Now that I've got the new files on my desktop computer, I can put them back using the REST API, but how does the repository know that they are preview files? The automated built in previews are stored in a separate place in the repository; third party services can access them but there is no public API to create them or update them. Also, only preview images are handled, not PDFs. So the files that I have created aren't stored as 'repository backstage previews' but as independent documents within the original eprint that have a specific relationship (mechanicallyDerivedVersion) to the original Office document.
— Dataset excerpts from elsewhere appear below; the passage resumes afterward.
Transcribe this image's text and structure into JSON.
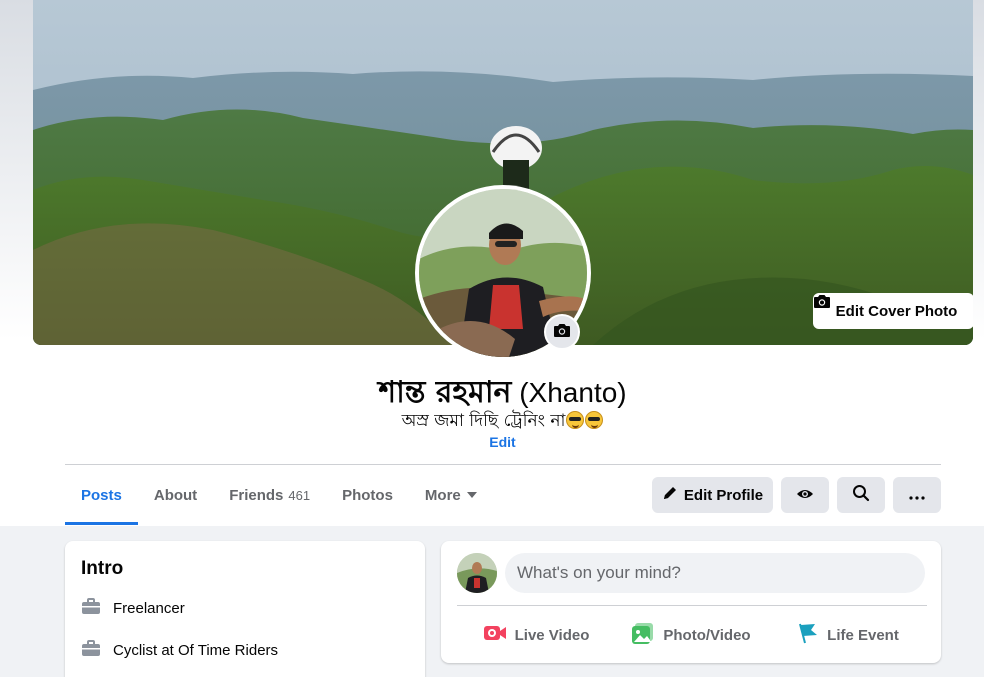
{
  "cover": {
    "edit_label": "Edit Cover Photo"
  },
  "profile": {
    "name": "শান্ত রহমান",
    "alt_name": "(Xhanto)",
    "bio": "অস্র জমা দিছি ট্রেনিং না",
    "edit_bio_label": "Edit"
  },
  "tabs": [
    {
      "label": "Posts",
      "active": true
    },
    {
      "label": "About"
    },
    {
      "label": "Friends",
      "count": "461"
    },
    {
      "label": "Photos"
    },
    {
      "label": "More"
    }
  ],
  "actions": {
    "edit_profile_label": "Edit Profile"
  },
  "intro": {
    "title": "Intro",
    "items": [
      {
        "icon": "briefcase-icon",
        "text": "Freelancer"
      },
      {
        "icon": "briefcase-icon",
        "text": "Cyclist at Of Time Riders"
      }
    ]
  },
  "composer": {
    "placeholder": "What's on your mind?",
    "actions": [
      {
        "icon": "live-video-icon",
        "label": "Live Video",
        "color": "#f3425f"
      },
      {
        "icon": "photo-video-icon",
        "label": "Photo/Video",
        "color": "#45bd62"
      },
      {
        "icon": "flag-icon",
        "label": "Life Event",
        "color": "#1ba0be"
      }
    ]
  },
  "colors": {
    "accent": "#1b74e4",
    "page_bg": "#f0f2f5"
  }
}
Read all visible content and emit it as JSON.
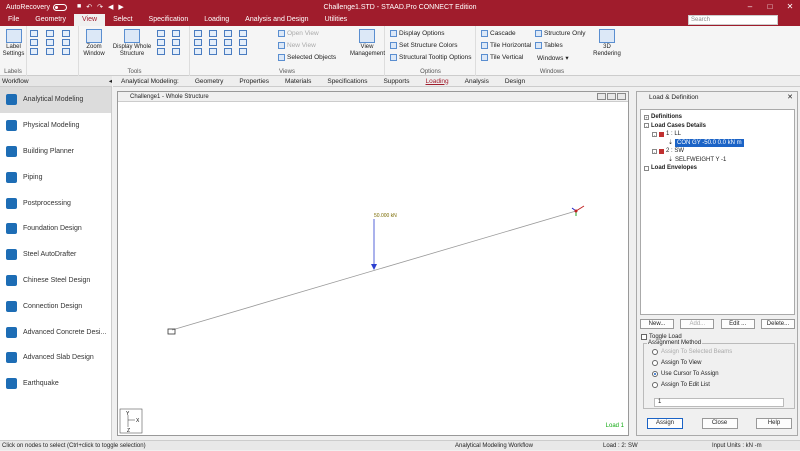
{
  "titlebar": {
    "autorecovery": "AutoRecovery",
    "title": "Challenge1.STD - STAAD.Pro CONNECT Edition",
    "qat_icons": [
      "save-icon",
      "undo-icon",
      "redo-icon",
      "back-icon",
      "forward-icon"
    ]
  },
  "menu": {
    "tabs": [
      "File",
      "Geometry",
      "View",
      "Select",
      "Specification",
      "Loading",
      "Analysis and Design",
      "Utilities"
    ],
    "active": "View",
    "search_placeholder": "Search"
  },
  "ribbon": {
    "labels_group": {
      "button": "Label Settings",
      "label": "Labels"
    },
    "tools_group": {
      "zoom": "Zoom Window",
      "display": "Display Whole Structure",
      "label": "Tools"
    },
    "views_group": {
      "open_view": "Open View",
      "new_view": "New View",
      "selected_objects": "Selected Objects",
      "view_management": "View Management",
      "label": "Views"
    },
    "options_group": {
      "display_options": "Display Options",
      "set_colors": "Set Structure Colors",
      "tooltip_options": "Structural Tooltip Options",
      "label": "Options"
    },
    "windows_group": {
      "cascade": "Cascade",
      "tile_h": "Tile Horizontal",
      "tile_v": "Tile Vertical",
      "structure_only": "Structure Only",
      "tables": "Tables",
      "windows": "Windows",
      "rendering": "3D Rendering",
      "label": "Windows"
    }
  },
  "workflow": {
    "header": "Workflow",
    "items": [
      "Analytical Modeling",
      "Physical Modeling",
      "Building Planner",
      "Piping",
      "Postprocessing",
      "Foundation Design",
      "Steel AutoDrafter",
      "Chinese Steel Design",
      "Connection Design",
      "Advanced Concrete Desi...",
      "Advanced Slab Design",
      "Earthquake"
    ]
  },
  "subtabs": {
    "prefix": "Analytical Modeling:",
    "tabs": [
      "Geometry",
      "Properties",
      "Materials",
      "Specifications",
      "Supports",
      "Loading",
      "Analysis",
      "Design"
    ],
    "active": "Loading"
  },
  "viewport": {
    "title": "Challenge1 - Whole Structure",
    "load_value": "50.000 kN",
    "load_tag": "Load 1",
    "axis_y": "Y",
    "axis_x": "X",
    "axis_z": "Z"
  },
  "panel": {
    "title": "Load & Definition",
    "tree": {
      "definitions": "Definitions",
      "load_cases": "Load Cases Details",
      "case1": "1 : LL",
      "case1_item": "CON GY -50.0 0.0 kN m",
      "case2": "2 : SW",
      "case2_item": "SELFWEIGHT Y -1",
      "envelopes": "Load Envelopes"
    },
    "buttons": {
      "new": "New...",
      "add": "Add...",
      "edit": "Edit ...",
      "delete": "Delete..."
    },
    "toggle_load": "Toggle Load",
    "assignment": {
      "legend": "Assignment Method",
      "opt1": "Assign To Selected Beams",
      "opt2": "Assign To View",
      "opt3": "Use Cursor To Assign",
      "opt4": "Assign To Edit List",
      "value": "1"
    },
    "bottom": {
      "assign": "Assign",
      "close": "Close",
      "help": "Help"
    }
  },
  "status": {
    "left": "Click on nodes to select (Ctrl+click to toggle selection)",
    "workflow": "Analytical Modeling Workflow",
    "load": "Load : 2: SW",
    "units": "Input Units : kN -m"
  }
}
This means that any eprint which contains an Office document may now acquire a number of service-generated additional documents. At the moment, EPrints doesn't use them in its internal processes (for providing thumbnails on abstract pages), but export plugins can treat them how they like. The only thing that EPrints understands is that if a document changes (is updated, or deleted) then all of the documents that were mechanicallyDerived from it must be deleted. The assumption is that the 'preview' has been rendered obsolete or out-of-date by the changes/deletions and it is the responsibility of whatever third-party service that created the documents to recreate them.

My 'slideshow' exporter can now look for all the PowerPoint documents it wants, and then use any image file that is mechanicallyDerived from them. Job done! The "preview" semantics of the derived files are only understood by the third party plugins that create and use them, but their temporary and dependent relationship to the other documents are understood by the repository core. As we refine this process we will doubtlessly add something like a derivationRelationship to the mix, so that we can tell our thumbnails from our MD5 signatures.

The main shift in expectations remains that "preview generation" (something that was an automatic, internal service) is being supplemented by an external, partially manual (handheld) service. Sometimes, it seems, the services that a repository takes credit for are actually provided by human cranking the handle on other pieces of software! I've just had exactly this discussion with Bill Hubbard, and it's making the boundary of my repository architecture diagram look very fuzzy!